Droves of conservative and liberal voters would attend events showcasing winning politics, authentically presented, as envisioned for the grassroots Labor Day gatherings, suicidally blocked by the smug, siloed leaders of the Democratic Party in 2022 and 2024.
Clearly, this is a party that thinks it can win on the agenda of Wall Street and the military-industrial complexes. (See Norman Solomon’s book The Blue Road to Trump Hell: How Corporate Democrats Paved the Way for Autocracy. It can be downloaded for free at BlueRoad.info.) The Democratic Party scapegoats the tiny Green Party for its losses again and again at the federal and state levels to the worst Republican Party in history—BY FAR.
It is fair to say that, with few exceptions, the Democratic Party apparatus is coasting, playing “it safe,” and expecting that the Trumpsters will deliver the Congress to it in November.
The exceptions are warning about this hazardous complacency, such as adopting James Carville’s ridiculous advice just to let the GOP self-destruct (though recently he also has urged a progressive economic agenda). There are progressive young Democrats challenging incumbent corporate Democrats in the House. They are not waiting for a turnover in the party’s aging leadership. They believe the country can’t wait for such a transformation. Our Republic has been invaded by the Trumpsters, who are taking down its institutional pillars, its safety nets, and its rule of law. Our democracy is crumbling by the day.
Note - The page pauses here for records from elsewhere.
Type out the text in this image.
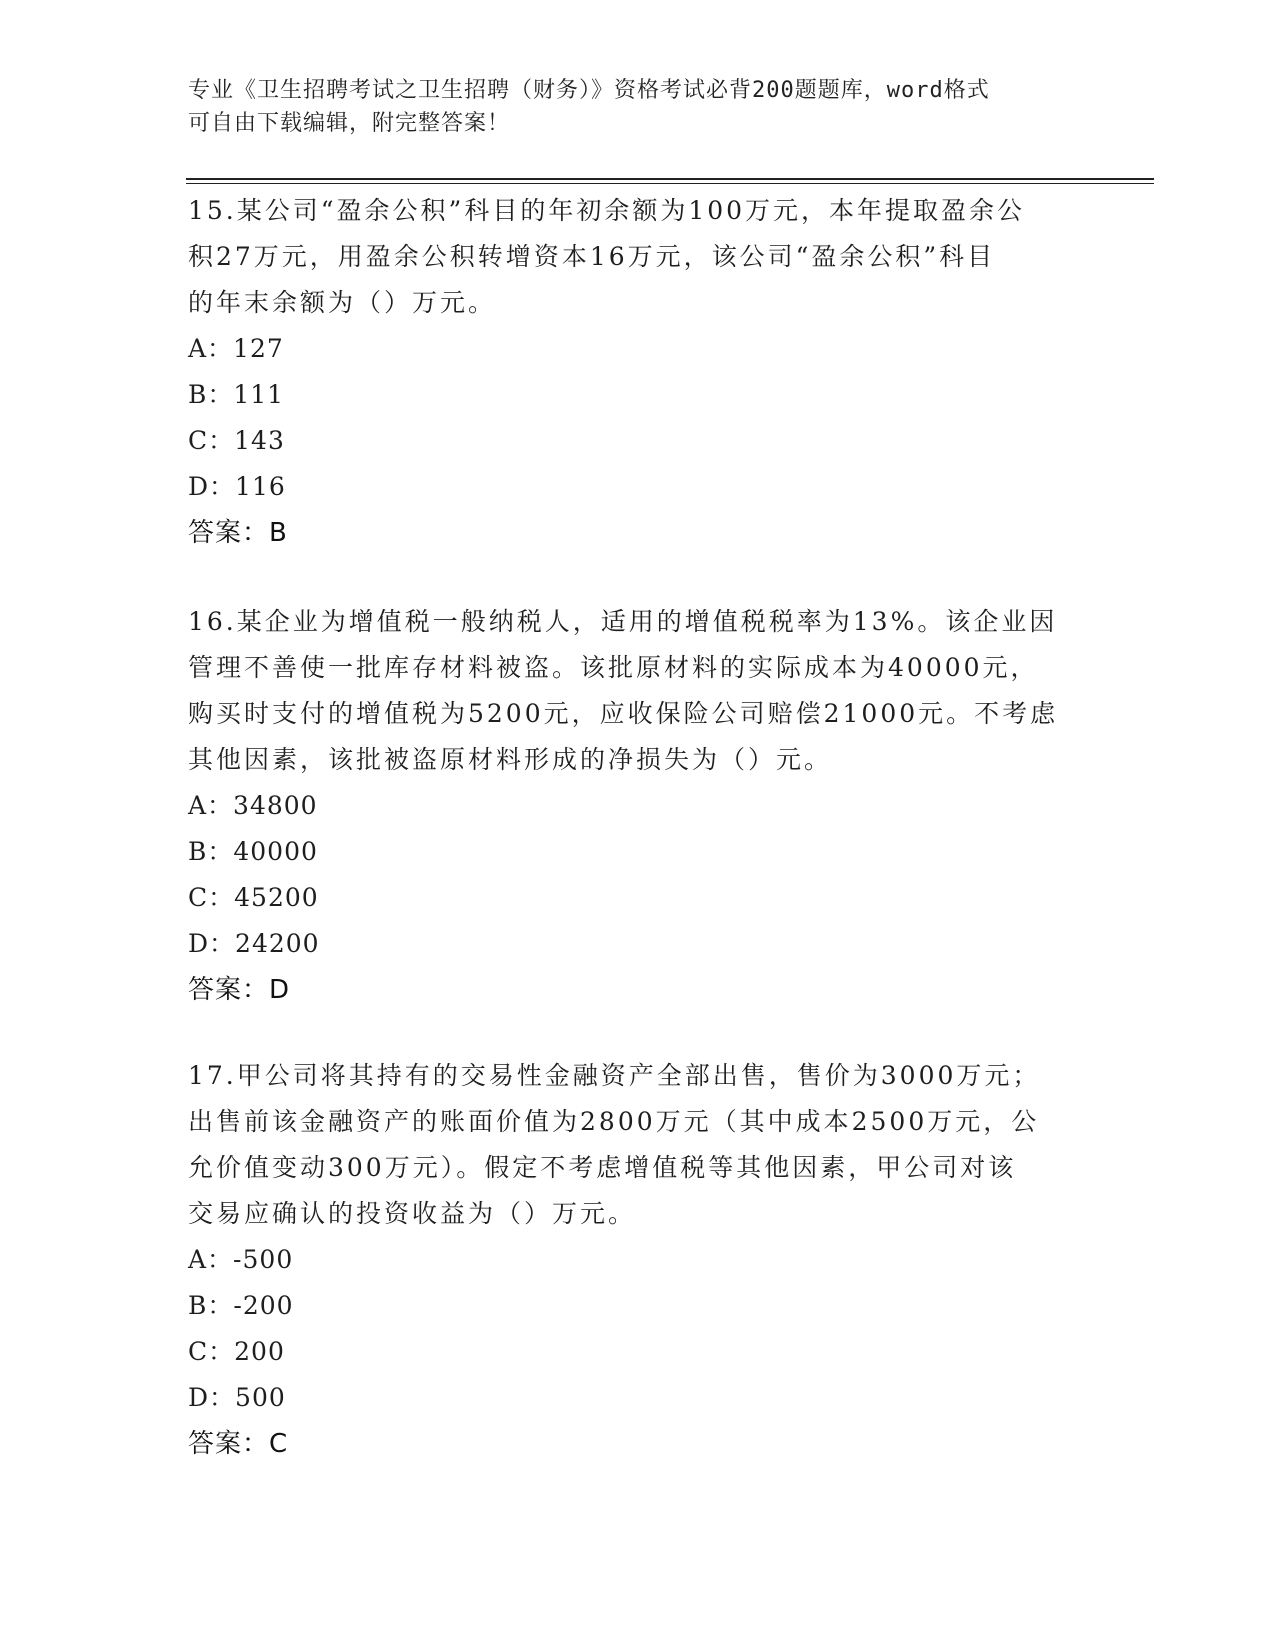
专业《卫生招聘考试之卫生招聘（财务）》资格考试必背200题题库，word格式
可自由下载编辑，附完整答案！

15.某公司“盈余公积”科目的年初余额为100万元，本年提取盈余公

积27万元，用盈余公积转增资本16万元，该公司“盈余公积”科目

的年末余额为（）万元。

A：127

B：111

C：143

D：116

答案：B

16.某企业为增值税一般纳税人，适用的增值税税率为13%。该企业因

管理不善使一批库存材料被盗。该批原材料的实际成本为40000元，

购买时支付的增值税为5200元，应收保险公司赔偿21000元。不考虑

其他因素，该批被盗原材料形成的净损失为（）元。

A：34800

B：40000

C：45200

D：24200

答案：D

17.甲公司将其持有的交易性金融资产全部出售，售价为3000万元；

出售前该金融资产的账面价值为2800万元（其中成本2500万元，公

允价值变动300万元）。假定不考虑增值税等其他因素，甲公司对该

交易应确认的投资收益为（）万元。

A：-500

B：-200

C：200

D：500

答案：C
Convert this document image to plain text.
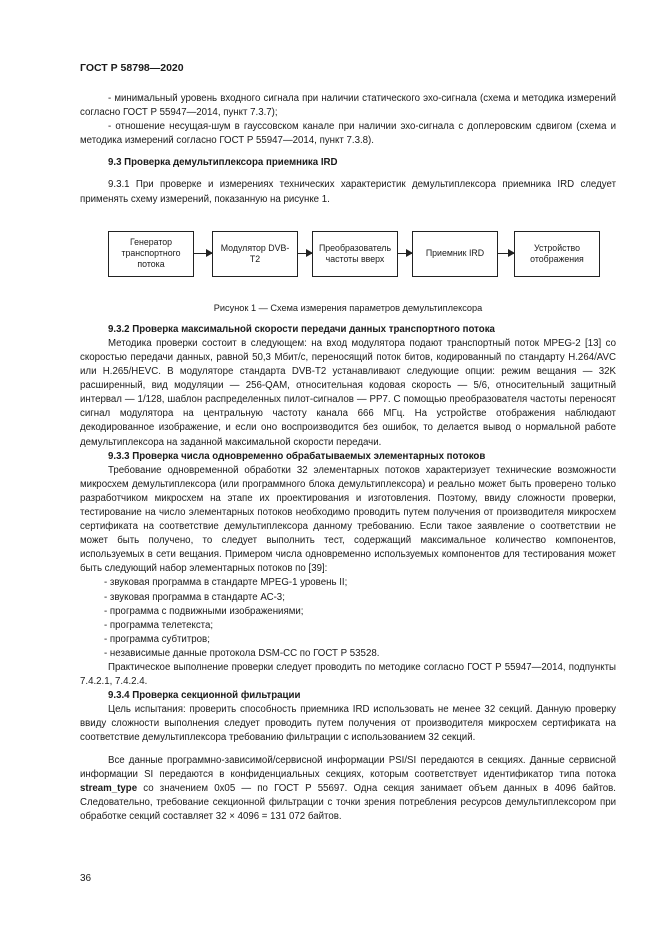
ГОСТ Р 58798—2020

- минимальный уровень входного сигнала при наличии статического эхо-сигнала (схема и методика измерений согласно ГОСТ Р 55947—2014, пункт 7.3.7);

- отношение несущая-шум в гауссовском канале при наличии эхо-сигнала с доплеровским сдвигом (схема и методика измерений согласно ГОСТ Р 55947—2014, пункт 7.3.8).

9.3 Проверка демультиплексора приемника IRD

9.3.1 При проверке и измерениях технических характеристик демультиплексора приемника IRD следует применять схему измерений, показанную на рисунке 1.

Генератор транспортного потока
Модулятор DVB-T2
Преобразователь частоты вверх
Приемник IRD
Устройство отображения

Рисунок 1 — Схема измерения параметров демультиплексора

9.3.2 Проверка максимальной скорости передачи данных транспортного потока

Методика проверки состоит в следующем: на вход модулятора подают транспортный поток MPEG-2 [13] со скоростью передачи данных, равной 50,3 Мбит/с, переносящий поток битов, кодированный по стандарту H.264/AVC или H.265/HEVC. В модуляторе стандарта DVB-T2 устанавливают следующие опции: режим вещания — 32K расширенный, вид модуляции — 256-QAM, относительная кодовая скорость — 5/6, относительный защитный интервал — 1/128, шаблон распределенных пилот-сигналов — PP7. С помощью преобразователя частоты переносят сигнал модулятора на центральную частоту канала 666 МГц. На устройстве отображения наблюдают декодированное изображение, и если оно воспроизводится без ошибок, то делается вывод о нормальной работе демультиплексора на заданной максимальной скорости передачи.

9.3.3 Проверка числа одновременно обрабатываемых элементарных потоков

Требование одновременной обработки 32 элементарных потоков характеризует технические возможности микросхем демультиплексора (или программного блока демультиплексора) и реально может быть проверено только разработчиком микросхем на этапе их проектирования и изготовления. Поэтому, ввиду сложности проверки, тестирование на число элементарных потоков необходимо проводить путем получения от производителя микросхем сертификата на соответствие демультиплексора данному требованию. Если такое заявление о соответствии не может быть получено, то следует выполнить тест, содержащий максимальное количество компонентов, используемых в сети вещания. Примером числа одновременно используемых компонентов для тестирования может быть следующий набор элементарных потоков по [39]:

- звуковая программа в стандарте MPEG-1 уровень II;

- звуковая программа в стандарте АС-3;

- программа с подвижными изображениями;

- программа телетекста;

- программа субтитров;

- независимые данные протокола DSM-CC по ГОСТ Р 53528.

Практическое выполнение проверки следует проводить по методике согласно ГОСТ Р 55947—2014, подпункты 7.4.2.1, 7.4.2.4.

9.3.4 Проверка секционной фильтрации

Цель испытания: проверить способность приемника IRD использовать не менее 32 секций. Данную проверку ввиду сложности выполнения следует проводить путем получения от производителя микросхем сертификата на соответствие демультиплексора требованию фильтрации с использованием 32 секций.

Все данные программно-зависимой/сервисной информации PSI/SI передаются в секциях. Данные сервисной информации SI передаются в конфиденциальных секциях, которым соответствует идентификатор типа потока stream_type со значением 0x05 — по ГОСТ Р 55697. Одна секция занимает объем данных в 4096 байтов. Следовательно, требование секционной фильтрации с точки зрения потребления ресурсов демультиплексором при обработке секций составляет 32 × 4096 = 131 072 байтов.

36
As for the nonvoters, disgusted with politics, just go vote for a raise, vote for health insurance, vote for a crackdown on corporate crooks seizing your consumer dollars and savings, and vote for taxing the rich. That’s what your vote should demand, and these are the issues that should be conveyed to the candidates campaigning in your communities.
Tell the candidates you want a shakeup, not a handshake. (See, the primer for victory, “Let’s Start the Revolution: Tools for Displacing the Corporate State and Building a Country that Works for the People” 2024).